After appending checksum to shares, each share is inserted into cover images using LSB Steganography and then sent to the participants. Figure 14 shows stego-images for participants 1 through 4.

Before restoring the secret, the participants must check the integrity of the shares. The extracted and recomputed checksum from the received shares are shown in Figure 15. Since both are same, they can go for reconstruction process.

The results in Figure 16 are for secret reconstruction described in algorithm 6. Figures (a) to (c) are 3 shares out of 4 that are to be combined to get the secret. Figure (d) shows the reconstructed audio after combining shares.

Original image and the shares generated with images for (3,4) threshold scheme are also shown in Figure 17. Dimensions of individual share are halved of original image.
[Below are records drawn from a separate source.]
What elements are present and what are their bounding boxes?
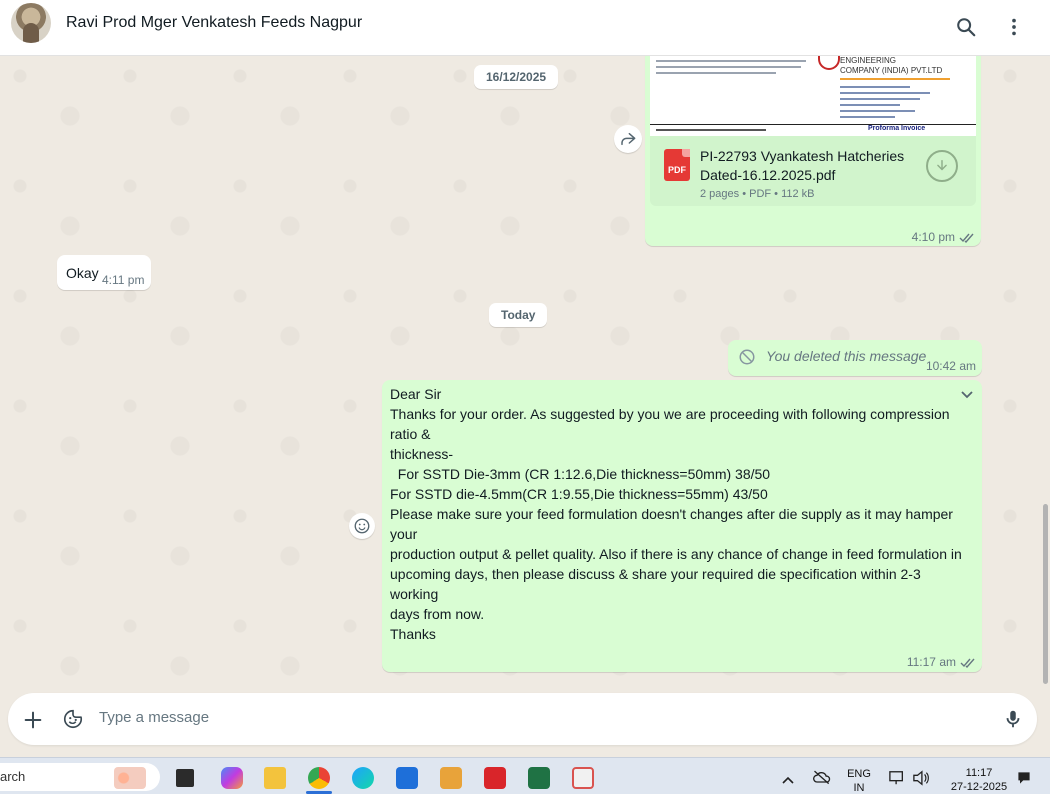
copilot-icon[interactable] [221, 767, 243, 789]
volume-icon[interactable] [912, 770, 930, 791]
document-preview[interactable]: ENGINEERING COMPANY (INDIA) PVT.LTD Prof… [650, 56, 976, 136]
message-text: Okay [66, 265, 99, 281]
clock-date: 27-12-2025 [950, 781, 1008, 793]
acrobat-icon[interactable] [484, 767, 506, 789]
message-time: 4:11 pm [102, 273, 145, 287]
system-clock[interactable]: 11:17 27-12-2025 [944, 766, 1014, 794]
company-logo-icon [818, 56, 840, 70]
edge-icon[interactable] [352, 767, 374, 789]
message-line: production output & pellet quality. Also… [390, 546, 962, 562]
preview-label: Proforma Invoice [868, 125, 926, 132]
windows-taskbar: arch ENG IN 11:17 27-12-2025 [0, 757, 1050, 794]
excel-icon[interactable] [528, 767, 550, 789]
clock-time: 11:17 [965, 767, 993, 779]
date-separator: 16/12/2025 [474, 65, 559, 89]
pdf-label: PDF [668, 165, 686, 175]
message-composer [8, 693, 1037, 745]
calendar-widget-icon[interactable] [114, 767, 146, 789]
chevron-up-icon[interactable] [781, 772, 795, 790]
message-line: Please make sure your feed formulation d… [390, 506, 957, 542]
message-text: Dear Sir Thanks for your order. As sugge… [390, 384, 970, 644]
chat-header: Ravi Prod Mger Venkatesh Feeds Nagpur [0, 0, 1050, 56]
message-time: 10:42 am [925, 359, 976, 373]
blocked-icon [739, 349, 755, 365]
message-time: 4:10 pm [911, 230, 955, 244]
contact-avatar[interactable] [11, 3, 51, 43]
outgoing-message[interactable]: Dear Sir Thanks for your order. As sugge… [382, 380, 982, 672]
region-code: IN [853, 782, 865, 794]
notification-icon[interactable] [1016, 770, 1032, 791]
sticker-icon[interactable] [62, 708, 84, 735]
message-time: 11:17 am [906, 655, 956, 669]
chrome-icon[interactable] [308, 767, 330, 789]
more-vertical-icon[interactable] [999, 12, 1029, 42]
preview-company-line2: COMPANY (INDIA) PVT.LTD [840, 66, 943, 75]
message-line: For SSTD Die-3mm (CR 1:12.6,Die thicknes… [390, 466, 771, 482]
double-tick-icon [959, 233, 974, 243]
message-line: upcoming days, then please discuss & sha… [390, 566, 925, 602]
deleted-message-text: You deleted this message [766, 348, 927, 364]
file-explorer-icon[interactable] [264, 767, 286, 789]
document-file-info: 2 pages • PDF • 112 kB [700, 188, 815, 200]
contact-name[interactable]: Ravi Prod Mger Venkatesh Feeds Nagpur [66, 14, 362, 32]
download-icon[interactable] [926, 150, 958, 182]
deleted-message[interactable]: You deleted this message 10:42 am [728, 340, 982, 376]
message-line: days from now. [390, 606, 485, 622]
plus-icon[interactable] [22, 709, 44, 736]
preview-company-line1: ENGINEERING [840, 56, 897, 65]
incoming-message[interactable]: Okay 4:11 pm [57, 255, 151, 290]
scroll-thumb[interactable] [1043, 504, 1048, 684]
store-icon[interactable] [396, 767, 418, 789]
outlook-icon[interactable] [440, 767, 462, 789]
message-meta: 4:10 pm [912, 230, 975, 244]
snipping-tool-icon[interactable] [572, 767, 594, 789]
message-line: Thanks for your order. As suggested by y… [390, 406, 954, 442]
message-line: Dear Sir [390, 386, 442, 402]
search-icon[interactable] [951, 12, 981, 42]
react-emoji-icon[interactable] [349, 513, 375, 539]
task-view-icon[interactable] [176, 769, 194, 787]
chat-scrollbar[interactable] [1042, 56, 1050, 692]
language-indicator[interactable]: ENG IN [844, 767, 874, 794]
message-line: Thanks [390, 626, 436, 642]
message-line: thickness- [390, 446, 454, 462]
cloud-offline-icon[interactable] [812, 769, 832, 790]
message-meta: 11:17 am [907, 655, 976, 669]
document-card[interactable]: PDF PI-22793 Vyankatesh Hatcheries Dated… [650, 136, 976, 206]
network-icon[interactable] [888, 770, 906, 791]
microphone-icon[interactable] [1002, 708, 1024, 735]
document-file-name[interactable]: PI-22793 Vyankatesh Hatcheries Dated-16.… [700, 147, 920, 185]
language-code: ENG [847, 768, 871, 780]
taskbar-search-text: arch [0, 769, 26, 784]
message-line: For SSTD die-4.5mm(CR 1:9.55,Die thickne… [390, 486, 768, 502]
document-message[interactable]: ENGINEERING COMPANY (INDIA) PVT.LTD Prof… [645, 56, 981, 246]
chat-area[interactable]: ENGINEERING COMPANY (INDIA) PVT.LTD Prof… [0, 56, 1050, 692]
date-separator: Today [489, 303, 548, 327]
message-input[interactable] [99, 709, 979, 726]
forward-icon[interactable] [614, 125, 642, 153]
pdf-file-icon: PDF [664, 149, 690, 181]
double-tick-icon [960, 658, 975, 668]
Hash values generated for image shares are shown in Figure 18. Stego-images containing the shares are shown in Figure 19.
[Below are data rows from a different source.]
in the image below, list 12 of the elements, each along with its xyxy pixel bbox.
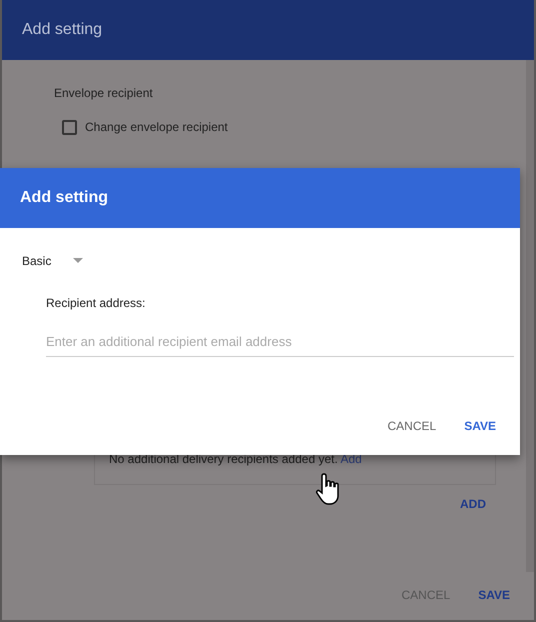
- save-button[interactable]: SAVE: [454, 411, 506, 441]
- add-button[interactable]: ADD: [450, 489, 496, 519]
- envelope-checkbox[interactable]: Change envelope recipient: [62, 118, 496, 136]
- window-title: Add setting: [22, 20, 102, 40]
- save-button[interactable]: SAVE: [468, 580, 520, 610]
- recipients-note: No additional delivery recipients added yet.: [109, 452, 338, 466]
- section-label: Envelope recipient: [54, 85, 154, 102]
- dialog-title: Add setting: [20, 188, 108, 208]
- mode-dropdown[interactable]: Basic: [22, 252, 84, 270]
- field-label: Recipient address:: [46, 295, 146, 312]
- cancel-button[interactable]: CANCEL: [378, 411, 446, 441]
- add-link[interactable]: Add: [340, 452, 362, 466]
Figure 20 shows the retrieved hash values and the corresponding computed hash value and the reconstruction process is shown in Figure 21.

In terms of functionalities such as reduced share dimensions, integrity and Steganography our scheme is advantageous than some existing secret sharing schemes. In Shamir scheme [1] the share size is equal to size of secret where as our approach has reduced share size. Thenin and Lin [8] scheme generated shares of reduced size but the values of secret data greater than 250 are truncated into two values thereby increasing the size of secret data. Our scheme generates reduced share size without any truncation and also provides addition functionality of integrity and Steganography. In Wang et al. approach [12] shares are reduced to half size of secret whereas in our method reduction in size is based on threshold value. Higher threshold value smaller will be the share size.

4. Conclusion

In the proposed scheme, shares are generated in two different methods. In the first method, primarily original audio goes through encryption process and then shares are generated with the k amplitude values of the encrypted audio. Shares generated are reduced by 1/k dimensions of confidential audio. Likewise, burden of encryption and decryption can be reduced by having the xk-2 coefficients of the polynomial as the amplitude values and xk-1 coefficient as random number. In this case, dimensions of audio shares are 1/k-1 of confidential audio. Further the proposed scheme is equipped with a hash algorithm build on novel block cipher to protect integrity of shares. Experimental results for generation of hash value are shown for both audio and image and it is evident that none of the shares have same hash values and hence the hash algorithm is collision resistant. Finally, different cover images are taken and applying least significant bit replacement technique shares are concealed and then transmitted to the participants. Proposed scheme ensures that each individual share fails to disclose any details about the secret, each share size is reduced to either 1/k or 1/k-1 size of original audio or image and protect data from modifications by unauthorized parties.